As “touradas” são a degradante imagem que certos defuntos protelados querem perpetuar, a vergonha da nossa cara enquanto homens e mulheres cidadãos dos «mundos a haver»! Não deveremos mais permitir que a imagem desta terra luxitanea, deste porto sagrado do graal, se deixe manchar pela incúria e passividade, pelo comodismo e pela recusa de vivenciar um modelo holístico, abarcante e fraterno! Há tempo para pensar, há tempo para agir! Hoje, na velocidade estonteante deste mundo tido como complexo, a sabedoria mostra a verdade do que é simples mas não simplório. Avancemos para pensar, pare-se para verdadeiramente agir!
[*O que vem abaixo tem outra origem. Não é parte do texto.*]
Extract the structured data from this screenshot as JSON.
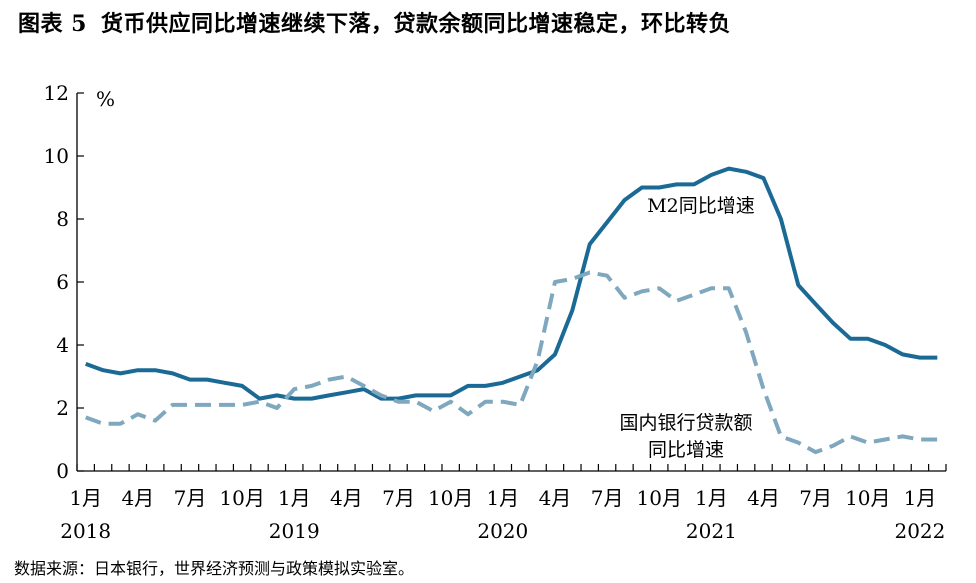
{
  "header": {
    "figure_label": "图表 5",
    "title": "货币供应同比增速继续下落，贷款余额同比增速稳定，环比转负"
  },
  "source": "数据来源：日本银行，世界经济预测与政策模拟实验室。",
  "colors": {
    "m2": "#1a6a95",
    "loans": "#7fa8bf",
    "axis": "#000000"
  },
  "chart_data": {
    "type": "line",
    "title": "货币供应同比增速继续下落，贷款余额同比增速稳定，环比转负",
    "ylabel": "%",
    "ylim": [
      0,
      12
    ],
    "yticks": [
      0,
      2,
      4,
      6,
      8,
      10,
      12
    ],
    "grid": false,
    "x": [
      "2018-01",
      "2018-02",
      "2018-03",
      "2018-04",
      "2018-05",
      "2018-06",
      "2018-07",
      "2018-08",
      "2018-09",
      "2018-10",
      "2018-11",
      "2018-12",
      "2019-01",
      "2019-02",
      "2019-03",
      "2019-04",
      "2019-05",
      "2019-06",
      "2019-07",
      "2019-08",
      "2019-09",
      "2019-10",
      "2019-11",
      "2019-12",
      "2020-01",
      "2020-02",
      "2020-03",
      "2020-04",
      "2020-05",
      "2020-06",
      "2020-07",
      "2020-08",
      "2020-09",
      "2020-10",
      "2020-11",
      "2020-12",
      "2021-01",
      "2021-02",
      "2021-03",
      "2021-04",
      "2021-05",
      "2021-06",
      "2021-07",
      "2021-08",
      "2021-09",
      "2021-10",
      "2021-11",
      "2021-12",
      "2022-01",
      "2022-02"
    ],
    "xtick_labels": [
      {
        "month": "1月",
        "year": "2018",
        "x": "2018-01"
      },
      {
        "month": "4月",
        "x": "2018-04"
      },
      {
        "month": "7月",
        "x": "2018-07"
      },
      {
        "month": "10月",
        "x": "2018-10"
      },
      {
        "month": "1月",
        "year": "2019",
        "x": "2019-01"
      },
      {
        "month": "4月",
        "x": "2019-04"
      },
      {
        "month": "7月",
        "x": "2019-07"
      },
      {
        "month": "10月",
        "x": "2019-10"
      },
      {
        "month": "1月",
        "year": "2020",
        "x": "2020-01"
      },
      {
        "month": "4月",
        "x": "2020-04"
      },
      {
        "month": "7月",
        "x": "2020-07"
      },
      {
        "month": "10月",
        "x": "2020-10"
      },
      {
        "month": "1月",
        "year": "2021",
        "x": "2021-01"
      },
      {
        "month": "4月",
        "x": "2021-04"
      },
      {
        "month": "7月",
        "x": "2021-07"
      },
      {
        "month": "10月",
        "x": "2021-10"
      },
      {
        "month": "1月",
        "year": "2022",
        "x": "2022-01"
      }
    ],
    "series": [
      {
        "name": "M2同比增速",
        "style": "solid",
        "values": [
          3.4,
          3.2,
          3.1,
          3.2,
          3.2,
          3.1,
          2.9,
          2.9,
          2.8,
          2.7,
          2.3,
          2.4,
          2.3,
          2.3,
          2.4,
          2.5,
          2.6,
          2.3,
          2.3,
          2.4,
          2.4,
          2.4,
          2.7,
          2.7,
          2.8,
          3.0,
          3.2,
          3.7,
          5.1,
          7.2,
          7.9,
          8.6,
          9.0,
          9.0,
          9.1,
          9.1,
          9.4,
          9.6,
          9.5,
          9.3,
          8.0,
          5.9,
          5.3,
          4.7,
          4.2,
          4.2,
          4.0,
          3.7,
          3.6,
          3.6
        ]
      },
      {
        "name": "国内银行贷款额同比增速",
        "style": "dashed",
        "values": [
          1.7,
          1.5,
          1.5,
          1.8,
          1.6,
          2.1,
          2.1,
          2.1,
          2.1,
          2.1,
          2.2,
          2.0,
          2.6,
          2.7,
          2.9,
          3.0,
          2.7,
          2.4,
          2.2,
          2.2,
          1.9,
          2.2,
          1.8,
          2.2,
          2.2,
          2.1,
          3.5,
          6.0,
          6.1,
          6.3,
          6.2,
          5.5,
          5.7,
          5.8,
          5.4,
          5.6,
          5.8,
          5.8,
          4.4,
          2.6,
          1.1,
          0.9,
          0.6,
          0.8,
          1.1,
          0.9,
          1.0,
          1.1,
          1.0,
          1.0
        ]
      }
    ],
    "annotations": [
      {
        "text": "M2同比增速",
        "series": "M2同比增速"
      },
      {
        "text": "国内银行贷款额",
        "series": "国内银行贷款额同比增速"
      },
      {
        "text": "同比增速",
        "series": "国内银行贷款额同比增速"
      }
    ]
  }
}
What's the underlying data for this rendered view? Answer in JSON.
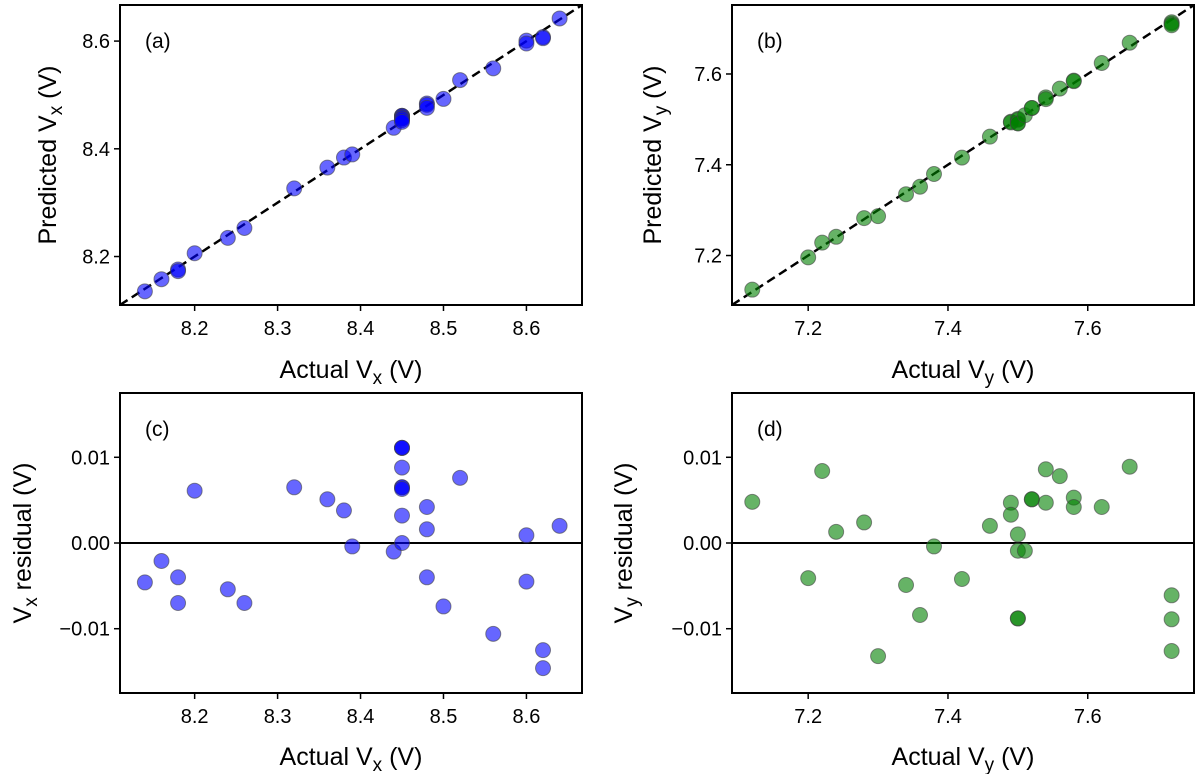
{
  "colors": {
    "vx_points": "#0000ff",
    "vy_points": "#008000",
    "reference_line": "#000000"
  },
  "chart_data": [
    {
      "type": "scatter",
      "panel_label": "(a)",
      "xlabel_parts": {
        "pre": "Actual V",
        "sub": "x",
        "post": " (V)"
      },
      "ylabel_parts": {
        "pre": "Predicted V",
        "sub": "x",
        "post": " (V)"
      },
      "xlim": [
        8.11,
        8.667
      ],
      "ylim": [
        8.11,
        8.667
      ],
      "xticks": [
        8.2,
        8.3,
        8.4,
        8.5,
        8.6
      ],
      "xtick_labels": [
        "8.2",
        "8.3",
        "8.4",
        "8.5",
        "8.6"
      ],
      "yticks": [
        8.2,
        8.4,
        8.6
      ],
      "ytick_labels": [
        "8.2",
        "8.4",
        "8.6"
      ],
      "reference_line": {
        "kind": "y = x",
        "style": "dashed"
      },
      "grid": false,
      "color": "#0000ff",
      "x": [
        8.14,
        8.16,
        8.18,
        8.18,
        8.2,
        8.24,
        8.26,
        8.32,
        8.36,
        8.38,
        8.39,
        8.44,
        8.45,
        8.45,
        8.45,
        8.45,
        8.45,
        8.45,
        8.45,
        8.45,
        8.45,
        8.48,
        8.48,
        8.48,
        8.5,
        8.52,
        8.56,
        8.6,
        8.6,
        8.62,
        8.62,
        8.64
      ],
      "y": [
        8.1354,
        8.1579,
        8.176,
        8.173,
        8.2061,
        8.2346,
        8.253,
        8.3265,
        8.3651,
        8.3838,
        8.3896,
        8.439,
        8.4611,
        8.4611,
        8.4611,
        8.4588,
        8.4565,
        8.4565,
        8.4563,
        8.4532,
        8.45,
        8.4842,
        8.4816,
        8.476,
        8.4926,
        8.5276,
        8.5494,
        8.6009,
        8.5955,
        8.6075,
        8.6054,
        8.642
      ]
    },
    {
      "type": "scatter",
      "panel_label": "(b)",
      "xlabel_parts": {
        "pre": "Actual V",
        "sub": "y",
        "post": " (V)"
      },
      "ylabel_parts": {
        "pre": "Predicted V",
        "sub": "y",
        "post": " (V)"
      },
      "xlim": [
        7.091,
        7.752
      ],
      "ylim": [
        7.091,
        7.752
      ],
      "xticks": [
        7.2,
        7.4,
        7.6
      ],
      "xtick_labels": [
        "7.2",
        "7.4",
        "7.6"
      ],
      "yticks": [
        7.2,
        7.4,
        7.6
      ],
      "ytick_labels": [
        "7.2",
        "7.4",
        "7.6"
      ],
      "reference_line": {
        "kind": "y = x",
        "style": "dashed"
      },
      "grid": false,
      "color": "#008000",
      "x": [
        7.12,
        7.2,
        7.22,
        7.24,
        7.28,
        7.3,
        7.34,
        7.36,
        7.38,
        7.42,
        7.46,
        7.49,
        7.49,
        7.5,
        7.5,
        7.5,
        7.5,
        7.51,
        7.52,
        7.52,
        7.54,
        7.54,
        7.56,
        7.58,
        7.58,
        7.62,
        7.66,
        7.72,
        7.72,
        7.72
      ],
      "y": [
        7.1248,
        7.1959,
        7.2284,
        7.2413,
        7.2824,
        7.2868,
        7.3351,
        7.3516,
        7.3796,
        7.4158,
        7.462,
        7.4947,
        7.4933,
        7.501,
        7.4991,
        7.4912,
        7.4912,
        7.5091,
        7.5251,
        7.5251,
        7.5486,
        7.5447,
        7.5678,
        7.5853,
        7.5842,
        7.6242,
        7.6689,
        7.7139,
        7.7111,
        7.7074
      ]
    },
    {
      "type": "scatter",
      "panel_label": "(c)",
      "xlabel_parts": {
        "pre": "Actual V",
        "sub": "x",
        "post": " (V)"
      },
      "ylabel_parts": {
        "pre": "V",
        "sub": "x",
        "post": " residual (V)"
      },
      "xlim": [
        8.11,
        8.667
      ],
      "ylim": [
        -0.0175,
        0.0175
      ],
      "xticks": [
        8.2,
        8.3,
        8.4,
        8.5,
        8.6
      ],
      "xtick_labels": [
        "8.2",
        "8.3",
        "8.4",
        "8.5",
        "8.6"
      ],
      "yticks": [
        0.01,
        0.0,
        -0.01
      ],
      "ytick_labels": [
        "0.01",
        "0.00",
        "−0.01"
      ],
      "reference_line": {
        "kind": "y = 0",
        "style": "solid"
      },
      "grid": false,
      "color": "#0000ff",
      "x": [
        8.14,
        8.16,
        8.18,
        8.18,
        8.2,
        8.24,
        8.26,
        8.32,
        8.36,
        8.38,
        8.39,
        8.44,
        8.45,
        8.45,
        8.45,
        8.45,
        8.45,
        8.45,
        8.45,
        8.45,
        8.45,
        8.48,
        8.48,
        8.48,
        8.5,
        8.52,
        8.56,
        8.6,
        8.6,
        8.62,
        8.62,
        8.64
      ],
      "y": [
        -0.0046,
        -0.0021,
        -0.004,
        -0.007,
        0.0061,
        -0.0054,
        -0.007,
        0.0065,
        0.0051,
        0.0038,
        -0.0004,
        -0.001,
        0.0111,
        0.0111,
        0.0111,
        0.0088,
        0.0065,
        0.0065,
        0.0063,
        0.0032,
        0.0,
        0.0042,
        0.0016,
        -0.004,
        -0.0074,
        0.0076,
        -0.0106,
        0.0009,
        -0.0045,
        -0.0125,
        -0.0146,
        0.002
      ]
    },
    {
      "type": "scatter",
      "panel_label": "(d)",
      "xlabel_parts": {
        "pre": "Actual V",
        "sub": "y",
        "post": " (V)"
      },
      "ylabel_parts": {
        "pre": "V",
        "sub": "y",
        "post": " residual (V)"
      },
      "xlim": [
        7.091,
        7.752
      ],
      "ylim": [
        -0.0175,
        0.0175
      ],
      "xticks": [
        7.2,
        7.4,
        7.6
      ],
      "xtick_labels": [
        "7.2",
        "7.4",
        "7.6"
      ],
      "yticks": [
        0.01,
        0.0,
        -0.01
      ],
      "ytick_labels": [
        "0.01",
        "0.00",
        "−0.01"
      ],
      "reference_line": {
        "kind": "y = 0",
        "style": "solid"
      },
      "grid": false,
      "color": "#008000",
      "x": [
        7.12,
        7.2,
        7.22,
        7.24,
        7.28,
        7.3,
        7.34,
        7.36,
        7.38,
        7.42,
        7.46,
        7.49,
        7.49,
        7.5,
        7.5,
        7.5,
        7.5,
        7.51,
        7.52,
        7.52,
        7.54,
        7.54,
        7.56,
        7.58,
        7.58,
        7.62,
        7.66,
        7.72,
        7.72,
        7.72
      ],
      "y": [
        0.0048,
        -0.0041,
        0.0084,
        0.0013,
        0.0024,
        -0.0132,
        -0.0049,
        -0.0084,
        -0.0004,
        -0.0042,
        0.002,
        0.0047,
        0.0033,
        0.001,
        -0.0009,
        -0.0088,
        -0.0088,
        -0.0009,
        0.0051,
        0.0051,
        0.0086,
        0.0047,
        0.0078,
        0.0053,
        0.0042,
        0.0042,
        0.0089,
        -0.0061,
        -0.0089,
        -0.0126
      ]
    }
  ]
}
Na simples decisão de uma recusa firme, que jamais possa dar continuidade ao vil proceder, está a força calma do sorriso que simplesmente diz não.
Portugal é pequeno para os curtos de vista, para os de coração empedernido, nunca para aqueles que o vivem como terra prática de sonho e utopia, onde a planura alentejana e as serranias para lá do Marão, o quente Algarve, o doce Minho e as saudosas Beiras, as cálidas terras estremenhas tão perto desse Riba+Tejo, são evidências de diversidade a que subjaz a unidade desse “ser” Português do/no Mundo!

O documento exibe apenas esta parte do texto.